Comment différencier l’enseignement à partir d’un simple spreadsheet ?

Adoptant ce propos de Ken Robinson,

One of the perils of standardized education is the idea that one size fits all. (Creative schools, chapitre 9 Bring it all back home)

et partant donc du principe qu’on ne saurait donner un même exercice à 30 élèves différents, j’avais imaginé comment différencier l’apprentissage de l’orthographe.

Si le sujet vous intéresse, j’en avais déjà parlé dans l’article Cette année, la dictée en cache trois ainsi que dans Différencier l’enseignement : deux exemples. Il faudrait d’ailleurs que je republie un article sur la chose qui a depuis largement évolué. Vous pouvez en tout cas télécharger Vingt-quatre dictées, un livre proposant six dictées différenciées en quatre versions différentes (plus d’autres à venir).

En y repensant, je constate que c’est un sujet qui me préoccupe depuis des années. Je me souviens qu’en 2012, je me triturais déjà les méninges pour savoir comment on pouvait évaluer le traditionnel exercice de la dictée (voir Comment évaluer cette dictée) sans que cela ne devienne un jeu de massacre anxiogène pour tout le monde : prof, parents, élèves.

Ayant trouvé un système me satisfaisant concernant la dictée, je cherchais comment différencier l’enseignement de la grammaire. Voici où j’en suis parvenu de mes réflexions.

Tout commence dans un spreadsheet

Comme l’indique le sous-titre, tout commence dans un spreadsheet. Celui-ci est délivré via Google Classroom (je précise que tous nos élèves ont un iPad) et chaque élève reçoit donc une feuille de calcul (pour le dire en français) dans lequel il y a trois onglets.

Les voici.

1. Explications

Le premier (voir illustration ci-dessous) présente quelques explications et précise où l’élève trouvera les ressources qui lui seront utiles et qui seront constituées essentiellement du manuel de grammaire au format ePub et des vidéos que l’on trouvera sur ma chaîne YouTube.

2. Programme

Le deuxième onglet (voir illustration ci-dessous) présente le programme de grammaire décliné en trois versions correspondant à trois niveaux de difficulté différents : piste noire, piste rouge et piste bleue.

Dans ce programme, tout ce qui ne possède pas d’hyperlien se trouvera dans le manuel de grammaire susmentionné.
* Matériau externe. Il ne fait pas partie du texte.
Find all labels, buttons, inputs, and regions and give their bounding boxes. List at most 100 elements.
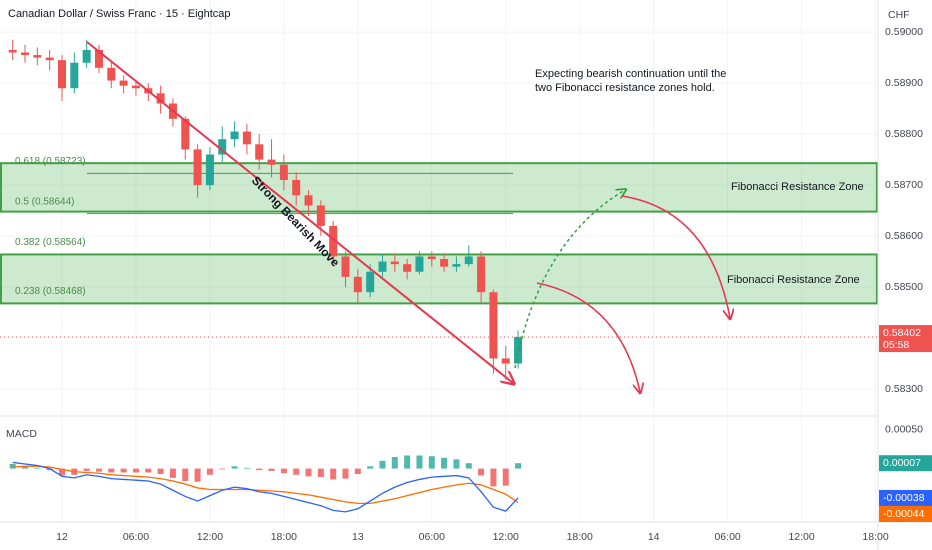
candle-body [94, 49, 103, 68]
macd-histogram [354, 468, 361, 475]
macd-histogram [243, 467, 250, 469]
macd-histogram [305, 468, 312, 477]
macd-macd-line [12, 461, 519, 513]
zone-label: Fibonacci Resistance Zone [731, 181, 864, 193]
candle-body [501, 358, 510, 364]
macd-histogram [441, 457, 448, 469]
macd-histogram [231, 466, 238, 469]
candle-body [464, 256, 473, 265]
macd-histogram [367, 466, 374, 469]
fib-label: 0.238 (0.58468) [15, 286, 86, 297]
macd-histogram [46, 468, 53, 471]
candle-body [21, 52, 30, 56]
candle-body [218, 139, 227, 155]
macd-histogram [391, 457, 398, 469]
macd-histogram [206, 468, 213, 475]
y-tick-label: 0.58300 [885, 383, 923, 395]
macd-histogram [219, 468, 226, 470]
candle-body [58, 60, 67, 89]
marks [0, 39, 878, 513]
price-tag-value: 0.58402 [883, 327, 921, 339]
candle-body [33, 55, 42, 58]
y-tick-label: 0.58500 [885, 281, 923, 293]
candle-body [156, 93, 165, 104]
candle-body [107, 67, 116, 81]
x-tick-label: 14 [648, 531, 660, 543]
y-tick-label: 0.58900 [885, 77, 923, 89]
x-tick-label: 18:00 [862, 531, 888, 543]
macd-histogram [330, 468, 337, 480]
candle-body [304, 195, 313, 206]
candle-body [45, 57, 54, 61]
fib-zone [0, 162, 878, 213]
price-tag [879, 325, 932, 353]
candle-body [316, 205, 325, 226]
macd-histogram [465, 463, 472, 469]
candle-body [205, 154, 214, 186]
candle-body [341, 256, 350, 277]
chart-title: Canadian Dollar / Swiss Franc · 15 · Eig… [8, 8, 231, 20]
candle-body [119, 80, 128, 86]
macd-histogram [182, 468, 189, 481]
candle-body [8, 49, 17, 53]
candle-body [82, 49, 91, 63]
candle-body [193, 149, 202, 186]
x-tick-label: 12:00 [493, 531, 519, 543]
macd-tag-value: -0.00044 [883, 508, 925, 520]
candle-body [452, 264, 461, 267]
candle-body [267, 159, 276, 165]
trend-line [86, 41, 513, 383]
candle-body [230, 131, 239, 140]
candle-body [427, 256, 436, 260]
x-tick-label: 18:00 [567, 531, 593, 543]
y-tick-label: 0.58700 [885, 179, 923, 191]
candle-body [255, 144, 264, 160]
macd-tag-value: -0.00038 [883, 492, 925, 504]
macd-histogram [515, 463, 522, 469]
y-tick-label: 0.58600 [885, 230, 923, 242]
countdown: 05:58 [883, 339, 909, 351]
candle-body [477, 256, 486, 293]
macd-histogram [83, 468, 90, 471]
candle-body [292, 179, 301, 196]
macd-histogram [59, 468, 66, 476]
zones: 0.618 (0.58723) 0.5 (0.58644) 0.382 (0.585… [0, 156, 878, 305]
macd-histogram [342, 468, 349, 479]
macd-histogram [132, 468, 139, 473]
macd-histogram [428, 456, 435, 469]
y-tick-label: 0.59000 [885, 26, 923, 38]
macd-histogram [404, 455, 411, 469]
projection-arrow [536, 282, 640, 392]
macd-histogram [280, 468, 287, 474]
x-tick-label: 06:00 [419, 531, 445, 543]
candle-body [329, 225, 338, 257]
macd-tag [879, 489, 932, 506]
macd-histogram [416, 455, 423, 469]
y-tick-label: 0.58800 [885, 128, 923, 140]
projection-arrow [514, 190, 625, 369]
projection-arrow [621, 195, 730, 318]
macd-tag-value: 0.00007 [883, 457, 921, 469]
fib-label: 0.382 (0.58564) [15, 237, 86, 248]
macd-histogram [293, 468, 300, 475]
note: two Fibonacci resistance zones hold. [535, 82, 715, 94]
candle-body [70, 62, 79, 89]
macd-histogram [120, 468, 127, 473]
macd-histogram [95, 468, 102, 472]
grid [0, 0, 878, 522]
macd-histogram [317, 468, 324, 478]
macd-histogram [22, 466, 29, 469]
x-tick-label: 06:00 [714, 531, 740, 543]
macd-histogram [490, 468, 497, 487]
x-tick-label: 12:00 [197, 531, 223, 543]
macd-histogram [169, 468, 176, 478]
macd-histogram [108, 468, 115, 473]
macd-title: MACD [6, 428, 37, 440]
macd-histogram [256, 468, 263, 471]
candle-body [181, 118, 190, 150]
macd-histogram [453, 459, 460, 469]
candle-body [514, 337, 523, 364]
macd-signal-line [12, 465, 519, 505]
Le reste figure soit sur YouTube soit sur mon site Ralentir travaux. Ce sont des exercices.

Les élèves sont donc invités à suivre ce programme en fonction du niveau qui est le leur.

3. Progression

Le dernier onglet permet à l’élève d’indiquer où il en est dans son travail. Pour chaque partie du programme, un menu permet à l’élève de préciser

  1. S’il a fini les exercices
  2. S’il n’a pas fini les exercices
  3. S’il a besoin d’aide

Ici, précisons tout de suite qu’en faisant ainsi les élèves sont invités à travailler en toute autonomie. Ils forment des groupes de trois à quatre élèves et travaillent selon leur niveau, à leur rythme et selon leur besoin . J’admets qu’un élève me dise qu’il n’a pas du tout besoin de réviser telle ou telle partie du programme ou qu’il a parfaitement compris tel point et qu’il n’a pas besoin de mes explications ou d’une correction. Et, en effet, ma contribution est parfois inexistante tant il est vrai qu’il y a pratiquement toujours un élève dans un groupe qui a la réponse au problème qui leur est soumis. Je suis alors plus libre pour répondre aux questions d’élèves moins autonomes ou ayant des difficultés.

En somme, les élèves — pour la plupart — sont conviés à être autonomes et ils évoluent ainsi dans un univers que j’imagine être assez proche du modèle de Sugata Mitra et de son SOLE (Self Organised Learning Environment).

Vous vous demanderez peut-être si ce n’est pas une lourde responsabilité pour des élèves de sixième. Eh bien apprenez que j’ai souvent le sentiment d’être encore trop présent et de ne pas leur faire assez confiance. En revanche, parfois, certains élèves pêchent par orgueil : ils croyaient avoir compris et finalement non. Ils avaient présumé de leur niveau et alors on les voit passer d’une piste à une autre.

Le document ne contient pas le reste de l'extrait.